Der Ofen der im Kreis geht

Für meine Kolumne ‚FRAGEN SIE FRAU ANDREA‘ in Falter 01.02.03/2015.

Liebe Frau Andrea,
ein deutscher Kollege sorgte für Gelächter, als er sich bei einem Glas Rotwein einen Ofen anmachte und sich der Doppeldeutigkeit nicht bewusst war (er saß vorm Kamin). Ich konnte ihm den Ursprung dieser Redewendung nicht erklären, deshalb: Wissen Sie woher “einen Ofen bauen” als Synonym für Joint kommt?
Vielen Dank und liebe Grüße,
Thomas W., per Email

Lieber Thomas,

zunächst müssen wir klären, wovon wir hier in Wien überhaupt sprechen. Zugereiste und Neulinge auf diesem Feld (wir meinen strikt jenes der sprachlichen Beobachtungen) könnten sich schnell in Verwirrung verlieren. Als “Joint” verstehen wir gemeinhin eine selbergemachte Haschisch-Zigarette zum Zwecke des gemeinsamen Konsums. Ein Wiener Joint hat in unseren Breiten eine leicht konische Form. Sie wird vom Baumeister (unser erster Wienerischer Begriff) aus “Papers” (Zigarettenpapier aus der Trafik) und einem “Filter” (ein spiralig zusammengerolltes Stück Weisskarton) gefertigt. Als Füllung dient der Inhalt einer nichtparfürmierten Filterzigarette sowie die zentrale Ingredienz: Zerbröseltes Haschisch. Dies ist aus den Blütenständen der weiblichen Cannabispflanze gewonnenes und zu Platten oder Blöcken gepresstes Harz, von fahler brauner Farbe und bröseliger, manchmal leicht öliger Konsistenz, jedenfalls aber hierzuorte “Piece”, “Bröserl”, “Kit” oder “Shit” genannt. Selten werden Wiener Joints mit Gras (Marihuana) gefüllt, den getrockneten, meist zerkleinerten Blütentrauben und blütennahen, kleinen Blättern der weiblichen Hanfpflanze.
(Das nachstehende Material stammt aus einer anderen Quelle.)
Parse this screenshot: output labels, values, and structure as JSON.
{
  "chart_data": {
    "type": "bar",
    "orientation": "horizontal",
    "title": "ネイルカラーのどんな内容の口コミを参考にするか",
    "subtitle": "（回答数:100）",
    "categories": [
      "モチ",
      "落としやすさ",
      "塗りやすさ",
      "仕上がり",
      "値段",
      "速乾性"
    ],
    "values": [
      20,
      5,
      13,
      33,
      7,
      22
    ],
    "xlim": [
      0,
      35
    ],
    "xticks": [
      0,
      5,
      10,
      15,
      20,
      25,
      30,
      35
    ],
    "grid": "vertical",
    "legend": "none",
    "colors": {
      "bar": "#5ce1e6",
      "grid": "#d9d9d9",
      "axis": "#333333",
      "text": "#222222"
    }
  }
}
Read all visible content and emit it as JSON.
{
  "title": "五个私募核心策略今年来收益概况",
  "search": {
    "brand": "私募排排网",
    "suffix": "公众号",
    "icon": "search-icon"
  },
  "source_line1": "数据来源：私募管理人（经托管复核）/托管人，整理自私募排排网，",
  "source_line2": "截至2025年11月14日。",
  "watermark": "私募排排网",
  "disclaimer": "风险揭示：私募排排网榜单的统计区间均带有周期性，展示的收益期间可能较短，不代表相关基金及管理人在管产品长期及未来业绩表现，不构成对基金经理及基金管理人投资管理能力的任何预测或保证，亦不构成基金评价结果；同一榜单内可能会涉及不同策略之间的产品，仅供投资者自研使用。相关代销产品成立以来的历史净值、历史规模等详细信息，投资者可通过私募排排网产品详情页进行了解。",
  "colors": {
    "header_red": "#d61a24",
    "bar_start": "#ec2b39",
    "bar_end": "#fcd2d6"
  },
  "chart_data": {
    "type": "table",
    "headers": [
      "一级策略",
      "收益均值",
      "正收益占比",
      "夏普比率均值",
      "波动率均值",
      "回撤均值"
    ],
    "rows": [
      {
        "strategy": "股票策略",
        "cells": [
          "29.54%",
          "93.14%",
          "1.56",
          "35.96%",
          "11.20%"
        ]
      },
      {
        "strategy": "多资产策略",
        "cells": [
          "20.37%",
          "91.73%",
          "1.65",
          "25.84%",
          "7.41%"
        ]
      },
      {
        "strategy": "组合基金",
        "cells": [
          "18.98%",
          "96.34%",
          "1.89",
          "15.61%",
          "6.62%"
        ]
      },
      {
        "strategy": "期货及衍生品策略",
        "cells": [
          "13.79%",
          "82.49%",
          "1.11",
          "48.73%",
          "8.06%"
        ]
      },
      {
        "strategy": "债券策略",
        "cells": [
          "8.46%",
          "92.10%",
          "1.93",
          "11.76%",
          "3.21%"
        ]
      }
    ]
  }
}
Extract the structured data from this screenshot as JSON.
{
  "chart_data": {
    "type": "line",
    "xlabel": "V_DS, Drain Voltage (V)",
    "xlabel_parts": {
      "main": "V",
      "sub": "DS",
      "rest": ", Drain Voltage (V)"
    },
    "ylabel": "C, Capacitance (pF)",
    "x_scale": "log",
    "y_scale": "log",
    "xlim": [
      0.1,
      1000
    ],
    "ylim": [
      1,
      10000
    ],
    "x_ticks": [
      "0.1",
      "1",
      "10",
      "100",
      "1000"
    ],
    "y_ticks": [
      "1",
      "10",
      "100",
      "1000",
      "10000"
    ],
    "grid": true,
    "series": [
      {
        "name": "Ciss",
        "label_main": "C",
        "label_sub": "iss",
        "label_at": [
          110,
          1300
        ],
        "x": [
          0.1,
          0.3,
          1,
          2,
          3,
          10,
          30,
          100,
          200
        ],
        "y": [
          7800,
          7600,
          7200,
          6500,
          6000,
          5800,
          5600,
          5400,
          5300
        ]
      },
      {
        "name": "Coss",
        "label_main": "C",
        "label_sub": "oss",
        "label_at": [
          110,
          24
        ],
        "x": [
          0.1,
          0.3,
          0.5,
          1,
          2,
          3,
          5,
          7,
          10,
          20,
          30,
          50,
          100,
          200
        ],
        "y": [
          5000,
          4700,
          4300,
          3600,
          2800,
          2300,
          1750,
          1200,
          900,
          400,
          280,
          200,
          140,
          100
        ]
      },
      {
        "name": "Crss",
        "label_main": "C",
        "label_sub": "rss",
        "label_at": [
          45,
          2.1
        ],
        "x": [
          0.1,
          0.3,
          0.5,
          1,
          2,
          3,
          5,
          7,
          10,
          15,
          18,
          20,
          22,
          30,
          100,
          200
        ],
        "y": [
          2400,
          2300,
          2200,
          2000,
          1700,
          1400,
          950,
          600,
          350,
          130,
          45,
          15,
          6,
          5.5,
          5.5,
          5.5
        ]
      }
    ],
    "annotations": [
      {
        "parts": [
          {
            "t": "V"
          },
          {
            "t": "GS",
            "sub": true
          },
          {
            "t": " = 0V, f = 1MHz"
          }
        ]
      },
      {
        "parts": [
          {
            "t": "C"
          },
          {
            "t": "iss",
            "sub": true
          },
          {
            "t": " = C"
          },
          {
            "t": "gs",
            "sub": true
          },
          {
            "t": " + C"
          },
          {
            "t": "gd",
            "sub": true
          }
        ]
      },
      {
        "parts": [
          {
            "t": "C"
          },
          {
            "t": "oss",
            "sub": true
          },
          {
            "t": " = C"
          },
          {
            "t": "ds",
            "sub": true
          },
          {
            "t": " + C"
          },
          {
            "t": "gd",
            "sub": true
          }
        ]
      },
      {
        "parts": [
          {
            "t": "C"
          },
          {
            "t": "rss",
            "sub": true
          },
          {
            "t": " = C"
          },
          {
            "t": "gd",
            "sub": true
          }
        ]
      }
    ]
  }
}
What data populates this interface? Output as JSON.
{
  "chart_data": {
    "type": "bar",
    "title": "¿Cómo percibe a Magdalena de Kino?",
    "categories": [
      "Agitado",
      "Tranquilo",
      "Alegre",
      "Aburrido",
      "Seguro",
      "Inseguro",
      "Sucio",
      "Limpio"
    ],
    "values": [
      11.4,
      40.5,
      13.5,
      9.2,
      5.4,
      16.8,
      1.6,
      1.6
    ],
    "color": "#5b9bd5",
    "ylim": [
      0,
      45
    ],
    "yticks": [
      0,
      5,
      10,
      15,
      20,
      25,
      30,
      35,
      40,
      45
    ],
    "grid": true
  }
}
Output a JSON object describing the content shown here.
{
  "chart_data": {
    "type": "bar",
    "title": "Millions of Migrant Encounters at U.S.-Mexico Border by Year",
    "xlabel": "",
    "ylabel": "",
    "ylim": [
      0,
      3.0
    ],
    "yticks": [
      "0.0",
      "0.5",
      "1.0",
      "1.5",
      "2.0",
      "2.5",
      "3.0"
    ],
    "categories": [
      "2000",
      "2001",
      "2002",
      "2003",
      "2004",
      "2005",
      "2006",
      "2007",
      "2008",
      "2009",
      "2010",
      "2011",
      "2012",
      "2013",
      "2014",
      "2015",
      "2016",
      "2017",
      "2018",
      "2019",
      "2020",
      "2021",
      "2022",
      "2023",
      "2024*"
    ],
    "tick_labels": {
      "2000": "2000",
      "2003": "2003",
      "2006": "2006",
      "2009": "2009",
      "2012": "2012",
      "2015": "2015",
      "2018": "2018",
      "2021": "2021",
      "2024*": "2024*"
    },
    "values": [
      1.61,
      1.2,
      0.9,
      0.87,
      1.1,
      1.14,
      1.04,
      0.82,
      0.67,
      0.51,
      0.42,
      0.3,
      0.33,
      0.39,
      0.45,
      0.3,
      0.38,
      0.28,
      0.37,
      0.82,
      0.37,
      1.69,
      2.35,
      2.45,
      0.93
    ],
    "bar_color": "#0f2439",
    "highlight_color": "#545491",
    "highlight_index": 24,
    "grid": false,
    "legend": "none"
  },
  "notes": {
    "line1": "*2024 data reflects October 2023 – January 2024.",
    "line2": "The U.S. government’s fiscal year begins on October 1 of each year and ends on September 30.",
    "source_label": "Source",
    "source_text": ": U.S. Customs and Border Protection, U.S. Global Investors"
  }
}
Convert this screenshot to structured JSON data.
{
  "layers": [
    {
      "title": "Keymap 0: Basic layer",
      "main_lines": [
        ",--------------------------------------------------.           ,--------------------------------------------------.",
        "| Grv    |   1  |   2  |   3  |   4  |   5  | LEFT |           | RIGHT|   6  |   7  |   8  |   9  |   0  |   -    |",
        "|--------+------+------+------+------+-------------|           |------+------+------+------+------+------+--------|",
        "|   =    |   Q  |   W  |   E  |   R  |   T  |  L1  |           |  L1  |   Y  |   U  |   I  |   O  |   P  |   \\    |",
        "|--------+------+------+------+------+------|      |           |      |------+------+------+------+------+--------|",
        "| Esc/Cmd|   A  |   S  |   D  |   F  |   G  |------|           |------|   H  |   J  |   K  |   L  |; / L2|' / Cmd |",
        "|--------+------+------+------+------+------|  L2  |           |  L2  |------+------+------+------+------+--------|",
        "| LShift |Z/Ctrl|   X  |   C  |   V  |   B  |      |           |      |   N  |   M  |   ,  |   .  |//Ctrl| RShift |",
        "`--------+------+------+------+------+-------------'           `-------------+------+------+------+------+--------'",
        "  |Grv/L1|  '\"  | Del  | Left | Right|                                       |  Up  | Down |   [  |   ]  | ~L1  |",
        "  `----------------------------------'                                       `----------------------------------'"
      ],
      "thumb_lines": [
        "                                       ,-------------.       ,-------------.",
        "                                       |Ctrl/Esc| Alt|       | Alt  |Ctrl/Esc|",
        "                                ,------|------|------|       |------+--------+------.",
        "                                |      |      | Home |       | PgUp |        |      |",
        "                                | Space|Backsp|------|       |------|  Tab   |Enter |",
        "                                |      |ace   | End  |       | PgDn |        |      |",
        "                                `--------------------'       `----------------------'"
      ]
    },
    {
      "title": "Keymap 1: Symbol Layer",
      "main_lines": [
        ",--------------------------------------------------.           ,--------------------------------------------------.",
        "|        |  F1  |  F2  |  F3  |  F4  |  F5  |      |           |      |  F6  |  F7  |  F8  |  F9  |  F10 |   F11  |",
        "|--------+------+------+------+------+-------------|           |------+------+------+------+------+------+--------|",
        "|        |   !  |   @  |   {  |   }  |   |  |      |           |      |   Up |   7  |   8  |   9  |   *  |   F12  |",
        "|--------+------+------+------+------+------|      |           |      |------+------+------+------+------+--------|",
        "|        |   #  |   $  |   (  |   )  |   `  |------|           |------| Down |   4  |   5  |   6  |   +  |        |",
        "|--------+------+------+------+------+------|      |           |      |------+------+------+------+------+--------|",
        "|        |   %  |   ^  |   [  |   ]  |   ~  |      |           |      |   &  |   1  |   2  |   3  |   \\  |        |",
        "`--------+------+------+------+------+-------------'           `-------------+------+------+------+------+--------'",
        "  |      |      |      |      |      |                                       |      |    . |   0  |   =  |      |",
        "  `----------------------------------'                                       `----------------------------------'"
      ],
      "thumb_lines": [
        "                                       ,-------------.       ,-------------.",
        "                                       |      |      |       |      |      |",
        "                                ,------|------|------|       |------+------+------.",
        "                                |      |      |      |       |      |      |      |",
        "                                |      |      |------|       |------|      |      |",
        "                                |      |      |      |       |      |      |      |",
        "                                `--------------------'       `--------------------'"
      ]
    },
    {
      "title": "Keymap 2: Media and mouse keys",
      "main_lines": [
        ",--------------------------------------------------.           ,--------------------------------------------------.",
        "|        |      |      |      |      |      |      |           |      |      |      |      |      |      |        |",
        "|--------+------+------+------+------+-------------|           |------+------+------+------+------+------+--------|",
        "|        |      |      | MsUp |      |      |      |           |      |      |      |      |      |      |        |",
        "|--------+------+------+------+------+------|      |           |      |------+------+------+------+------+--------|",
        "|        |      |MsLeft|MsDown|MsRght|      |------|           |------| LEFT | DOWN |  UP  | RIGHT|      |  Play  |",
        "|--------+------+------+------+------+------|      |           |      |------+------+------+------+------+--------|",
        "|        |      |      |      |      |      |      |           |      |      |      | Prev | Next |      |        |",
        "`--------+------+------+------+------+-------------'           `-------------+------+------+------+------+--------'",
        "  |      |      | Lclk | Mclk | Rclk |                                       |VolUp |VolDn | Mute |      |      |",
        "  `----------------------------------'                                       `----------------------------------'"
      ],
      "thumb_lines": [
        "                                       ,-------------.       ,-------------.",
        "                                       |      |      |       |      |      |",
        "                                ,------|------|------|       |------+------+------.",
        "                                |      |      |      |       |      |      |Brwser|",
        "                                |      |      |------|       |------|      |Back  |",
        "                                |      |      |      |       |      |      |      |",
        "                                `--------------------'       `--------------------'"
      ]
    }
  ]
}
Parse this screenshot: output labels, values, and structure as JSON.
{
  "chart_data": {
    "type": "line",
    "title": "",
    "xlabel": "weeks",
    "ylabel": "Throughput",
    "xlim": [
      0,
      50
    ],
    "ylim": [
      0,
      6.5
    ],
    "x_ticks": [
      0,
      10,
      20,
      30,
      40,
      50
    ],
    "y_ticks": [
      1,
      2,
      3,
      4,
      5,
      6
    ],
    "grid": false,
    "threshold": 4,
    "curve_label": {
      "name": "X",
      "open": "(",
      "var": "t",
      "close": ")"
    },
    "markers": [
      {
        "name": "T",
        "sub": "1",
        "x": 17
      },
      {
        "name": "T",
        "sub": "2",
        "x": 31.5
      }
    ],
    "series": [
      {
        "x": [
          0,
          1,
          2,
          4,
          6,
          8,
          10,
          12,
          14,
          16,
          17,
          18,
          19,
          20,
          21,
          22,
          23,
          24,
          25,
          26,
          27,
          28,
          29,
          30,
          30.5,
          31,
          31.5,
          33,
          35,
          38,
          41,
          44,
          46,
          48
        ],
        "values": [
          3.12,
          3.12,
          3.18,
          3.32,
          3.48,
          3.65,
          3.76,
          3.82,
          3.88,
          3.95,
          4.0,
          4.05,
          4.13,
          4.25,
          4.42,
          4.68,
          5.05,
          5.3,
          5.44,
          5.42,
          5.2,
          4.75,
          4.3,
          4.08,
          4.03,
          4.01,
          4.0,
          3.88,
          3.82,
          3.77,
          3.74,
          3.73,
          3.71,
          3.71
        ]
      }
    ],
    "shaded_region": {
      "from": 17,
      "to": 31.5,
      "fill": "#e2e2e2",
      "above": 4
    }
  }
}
Wichtges Merkmal Wienerischer Haschischkultur ist das Zusammendrehen der überständigen Papers-Anteile zu einem Schopf und das minutiöse Falzen eines endständigen Randes. Den solcherart zu einem Deckel gewordene Ende des Joints nennen die Wiener “Hütchen”. Mit einer Drehung unter Flamme wird die Falzung (der Rand) abgeglimmt und das Hütchen abgenommen. In Wien spricht man selten vom “Joint”, allenfalls vom “Joe”, mit grössere Häufigkeit aber vom “Gerät”. Unser “Ofen” ist ein gleichermassen gängiges Synonym, das vermutlich ursprünglich nur die selbergebaute Wasserpfeife bezeichnete, ein Gerät, bei dem Wasser als Kühlung (und Filter) dient.